Cringe! The unmistakable sound of noisy tires. They sound as if they’re chewing up the pavement rolling past your car. These aggressive looking, oversized noisemakers are frequently found on lifted trucks designated for off road antics; however, the asphalt chewing sound occasionally will be heard from a lovely family sedan outfitted with the wrong tires.
Go Tire explains what causes loud tires, how to choose the right tires for your ride, and shows you what to look for in a tire.
What causes loud tires
The reason for the racket is the passenger vehicle has been fitted with the wrong tires for their job — like wearing construction boots with a tuxedo. Noise is generated by the tread pattern, grooves and positioning of the tread blocks.That noise is caused by air passing through the tread blocks — the raised portion of the tread responsible for traction — and vibrating against the road surface.
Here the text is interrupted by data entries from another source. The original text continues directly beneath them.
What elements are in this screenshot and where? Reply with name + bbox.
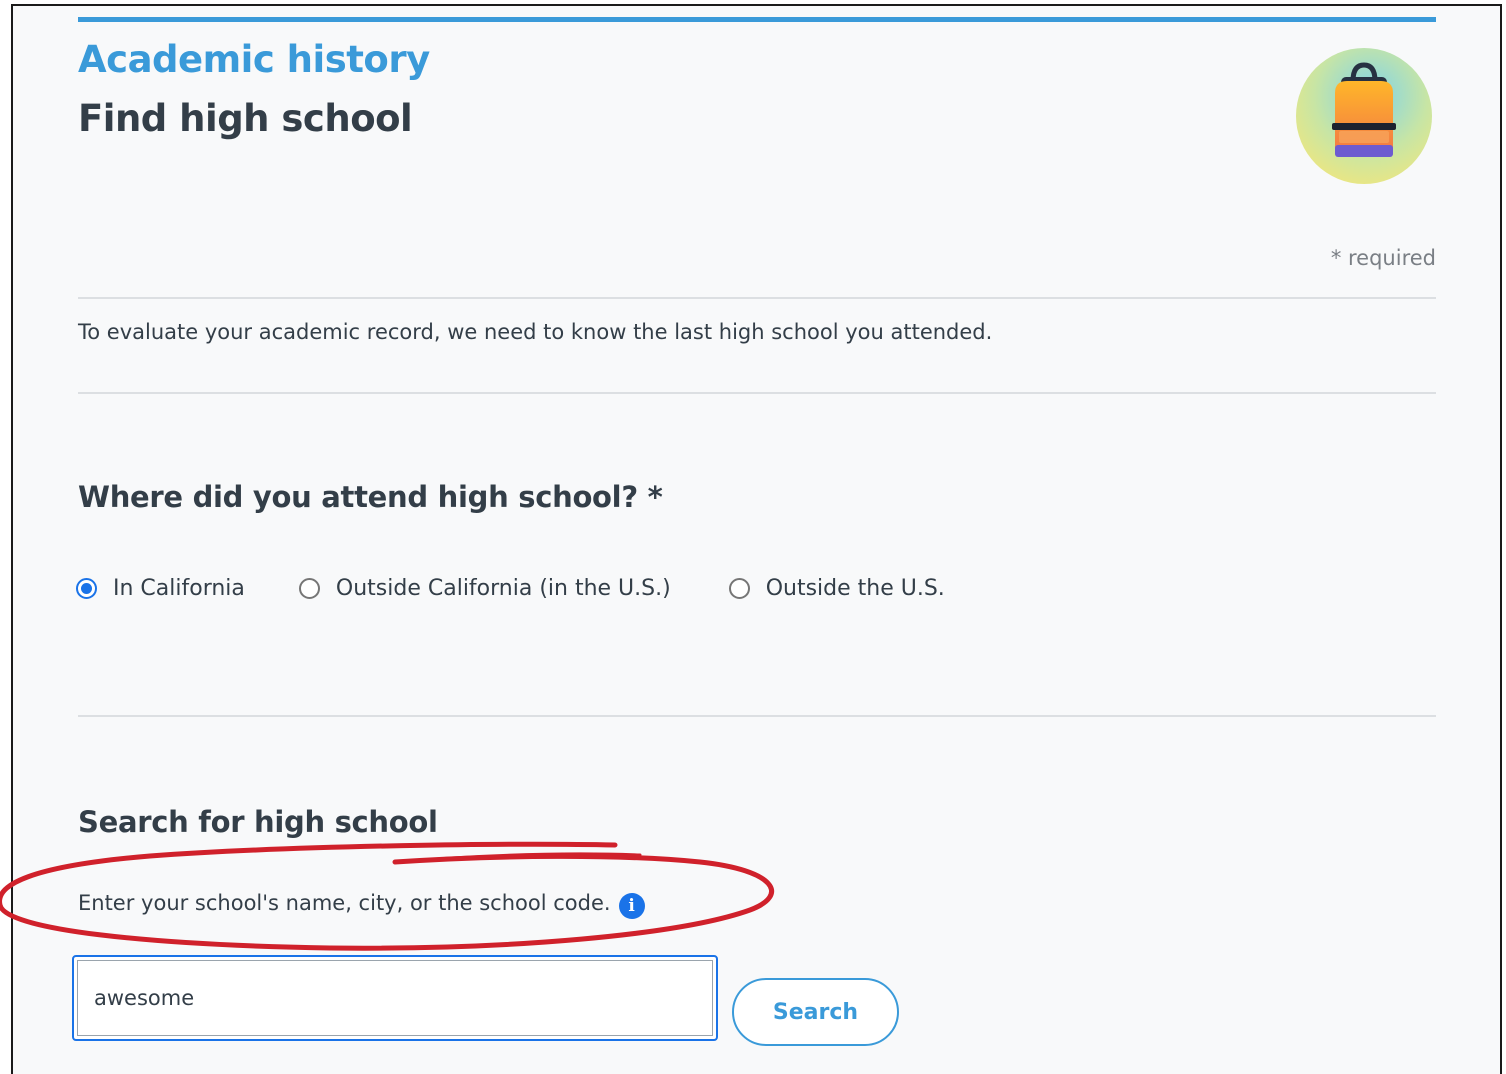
radio-label: Outside California (in the U.S.) bbox=[335, 576, 671, 601]
radio-label: In California bbox=[113, 576, 245, 601]
radio-button[interactable] bbox=[298, 578, 320, 599]
search-section-title: Search for high school bbox=[78, 805, 438, 839]
radio-in-california[interactable]: In California bbox=[76, 576, 245, 601]
intro-text: To evaluate your academic record, we nee… bbox=[78, 320, 993, 344]
radio-outside-us[interactable]: Outside the U.S. bbox=[728, 576, 945, 601]
radio-button-selected[interactable] bbox=[76, 578, 97, 599]
radio-label: Outside the U.S. bbox=[765, 576, 945, 601]
school-search-input[interactable] bbox=[72, 955, 718, 1041]
page-title: Find high school bbox=[78, 97, 413, 140]
search-hint-text: Enter your school's name, city, or the s… bbox=[78, 891, 611, 915]
divider bbox=[78, 392, 1436, 394]
search-hint: Enter your school's name, city, or the s… bbox=[78, 887, 645, 919]
divider bbox=[78, 715, 1436, 717]
backpack-icon bbox=[1296, 48, 1432, 184]
top-accent-bar bbox=[78, 17, 1436, 22]
radio-button[interactable] bbox=[728, 578, 750, 599]
section-title: Academic history bbox=[78, 38, 430, 81]
divider bbox=[78, 297, 1436, 299]
location-question-title: Where did you attend high school? * bbox=[78, 480, 663, 514]
radio-outside-california[interactable]: Outside California (in the U.S.) bbox=[298, 576, 671, 601]
required-note: * required bbox=[1330, 246, 1436, 270]
location-radio-group: In California Outside California (in the… bbox=[76, 576, 945, 601]
search-button[interactable]: Search bbox=[732, 978, 899, 1046]
info-icon[interactable]: i bbox=[618, 893, 645, 919]
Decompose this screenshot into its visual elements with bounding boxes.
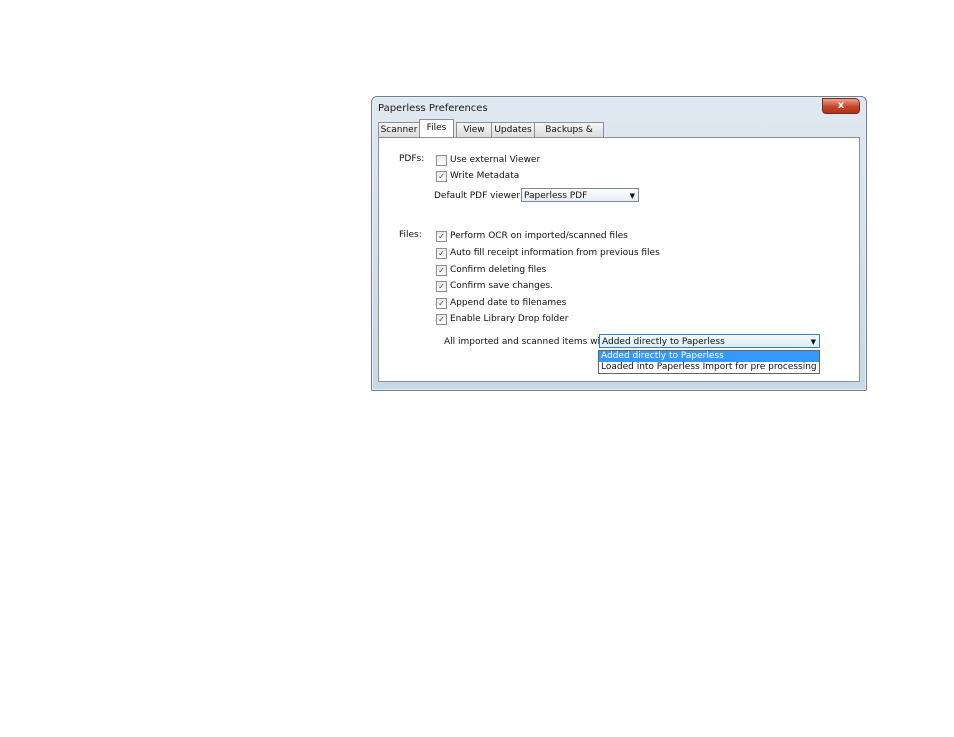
library-drop-label: Enable Library Drop folder: [450, 314, 569, 324]
window-title: Paperless Preferences: [378, 103, 488, 114]
default-pdf-viewer-label: Default PDF viewer:: [434, 191, 523, 201]
auto-fill-label: Auto fill receipt information from previ…: [450, 248, 660, 258]
preferences-window: Paperless Preferences x Scanner Files Vi…: [371, 96, 867, 391]
option-auto-fill[interactable]: ✓ Auto fill receipt information from pre…: [436, 247, 660, 259]
pdfs-section-label: PDFs:: [399, 154, 425, 164]
default-pdf-viewer-select[interactable]: Paperless PDF ▼: [521, 188, 639, 202]
auto-fill-checkbox[interactable]: ✓: [436, 247, 447, 259]
files-panel: PDFs: Use external Viewer ✓ Write Metada…: [378, 137, 860, 382]
use-external-viewer-label: Use external Viewer: [450, 155, 541, 165]
import-destination-select[interactable]: Added directly to Paperless ▼: [599, 334, 820, 348]
library-drop-checkbox[interactable]: ✓: [436, 313, 447, 325]
option-confirm-deleting[interactable]: ✓ Confirm deleting files: [436, 264, 546, 276]
tab-updates[interactable]: Updates: [491, 122, 535, 137]
perform-ocr-checkbox[interactable]: ✓: [436, 230, 447, 242]
perform-ocr-label: Perform OCR on imported/scanned files: [450, 231, 628, 241]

How to choose the right tires for your vehicle
There are two ways to make an informed choice about which tires are the best for your vehicle and driving needs:
- Spend hours on forums trying to learn which tire is the best for your vehicle
- Ask a certified tire technician, like the professionals at Go Tire Mobile Tire Service for a recommendation. Go Tire installs thousands of tires and has direct experience with hundreds of tire brands and styles.
What to look for in a tire
Let’s start by taking a look at a good, very popular, but noisy tire, which is no longer available. Notice the wide voids in the tread. The voids were designed to evacuate water, which they did very well. Unfortunately, the biggest complaint of this tire was that they were noisy. The complaint was typically on smaller cars, but the overall ratings for being quiet were below average and not what you would expect.
This tire was replaced by an average looking tire with straight circumferential grooves around the tread. It performs better on wet roads, but without the added noise from wide voids in the tread. Many manufacturers are adopting this tread pattern to evacuate the water through the rear of the tread instead of trying to push it out the sides. You will find that most of these tires get good reviews for delivering a quiet ride and comfort as well.
Finally, a number of tire manufacturers are using steps and symmetrical sloping edges called chamfers in the grooves to to reduce noise by disrupting airflow without sacrificing performance. Multiple sized tread blocks and specific positioning around the tire help to reduce noise caused by treads. Recently, advances in tire technology have allowed manufacturers to design tire treads that provide excellent traction with modern aggressive looks, but deliver a relatively low noise level.